Com vendas abaixo do esperado, lojistas oferecem descontos de até 50% para queimar estoque e garantir fluxo de caixa para o início do ano. Em Betim, o CDL ainda não se pronunciou sobre o movimento do Natal na cidade.

O fim das festas de fim de ano dá início a uma nova tradição no comércio da capital mineira: os saldões de queima de estoque. Em 2025, as promoções estão ainda mais acentuadas, impulsionadas por um desempenho de vendas natalinas considerado fraco, conforme apontado pelo Sindicato dos Lojistas de Belo Horizonte (Sindilojas-BH).

A estratégia é clara: evitar mercadorias paradas e gerar caixa rapidamente para cobrir despesas como aluguel, salários e fornecedores. Placas de liquidação, com ofertas que chegam a 50%, já são comuns tanto em shoppings quanto nas lojas de rua da cidade.

Lucas Vasconcelos, subgerente de uma loja de roupas masculinas em um shopping, confirma que o processo de remarcação de preços já está em andamento. “Praticamente todas as peças estão entrando em promoção para atrair o consumidor neste período”, relata. Ele destaca que itens em cores claras, especialmente o branco, tiveram grande demanda para as festas e já estão com estoque reduzido. “Quem quiser passar o Réveillon usando branco precisa correr, porque está acabando”, alertou.

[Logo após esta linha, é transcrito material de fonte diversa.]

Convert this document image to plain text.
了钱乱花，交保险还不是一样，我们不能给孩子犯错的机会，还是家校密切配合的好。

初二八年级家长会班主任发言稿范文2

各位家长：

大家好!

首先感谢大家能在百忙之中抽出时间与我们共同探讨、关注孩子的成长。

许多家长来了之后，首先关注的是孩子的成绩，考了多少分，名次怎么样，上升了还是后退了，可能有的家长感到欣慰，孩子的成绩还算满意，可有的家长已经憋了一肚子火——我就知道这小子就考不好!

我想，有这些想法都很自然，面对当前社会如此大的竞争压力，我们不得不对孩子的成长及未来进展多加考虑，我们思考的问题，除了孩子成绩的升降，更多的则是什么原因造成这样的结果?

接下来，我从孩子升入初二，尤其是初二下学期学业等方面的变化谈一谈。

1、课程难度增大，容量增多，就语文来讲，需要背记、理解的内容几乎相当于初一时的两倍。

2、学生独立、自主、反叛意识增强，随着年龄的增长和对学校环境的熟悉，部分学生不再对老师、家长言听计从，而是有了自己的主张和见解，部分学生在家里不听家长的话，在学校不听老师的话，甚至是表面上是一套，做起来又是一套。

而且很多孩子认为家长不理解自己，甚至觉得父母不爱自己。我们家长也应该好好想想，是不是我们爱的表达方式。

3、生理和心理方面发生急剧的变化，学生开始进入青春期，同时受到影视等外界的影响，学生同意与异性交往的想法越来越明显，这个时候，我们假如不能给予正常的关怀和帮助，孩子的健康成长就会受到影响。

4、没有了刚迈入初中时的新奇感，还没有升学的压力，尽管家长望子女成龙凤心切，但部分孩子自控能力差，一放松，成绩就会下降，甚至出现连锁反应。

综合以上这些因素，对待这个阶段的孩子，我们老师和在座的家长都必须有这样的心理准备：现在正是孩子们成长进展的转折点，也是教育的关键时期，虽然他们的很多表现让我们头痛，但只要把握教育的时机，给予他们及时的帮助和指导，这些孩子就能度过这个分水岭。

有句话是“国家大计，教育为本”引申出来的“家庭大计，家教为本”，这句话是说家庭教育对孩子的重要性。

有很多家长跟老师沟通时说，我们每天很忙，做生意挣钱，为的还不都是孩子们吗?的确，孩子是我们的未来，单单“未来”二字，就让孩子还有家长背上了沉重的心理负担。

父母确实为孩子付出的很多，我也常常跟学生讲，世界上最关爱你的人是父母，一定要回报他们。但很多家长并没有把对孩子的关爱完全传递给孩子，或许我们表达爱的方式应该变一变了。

Segundo Salvador Ohana, presidente do Sindilojas-BH, a liquidação pós-Natal é uma medida essencial para o equilíbrio financeiro dos estabelecimentos. “A partir do fim do ano e durante todo o mês de janeiro, praticamente todo o comércio entra em liquidação. O objetivo é fazer caixa”, explicou. Para muitos lojistas, a venda acelerada do estoque excedente é crucial para manter o capital de giro e evitar a necessidade de empréstimos bancários.

O setor calçadista também aderiu à onda de descontos. Tamara Diniz, gerente de uma loja da área, menciona ofertas de até 40% e estratégias para atrair clientes. “Trabalhamos muito com parcelamento em até seis vezes sem juros. E também com o fator da escassez: o cliente sabe que, se não comprar agora, pode não encontrar o produto depois”, detalha.

A expectativa do varejo é de um aumento no movimento nas próximas semanas, com os consumidores aproveitando os preços reduzidos para renovar o guarda-roupa e economizar no começo do ano. A queima de estoque se consolida, assim, como uma etapa fundamental para a saúde financeira do comércio local após o Natal.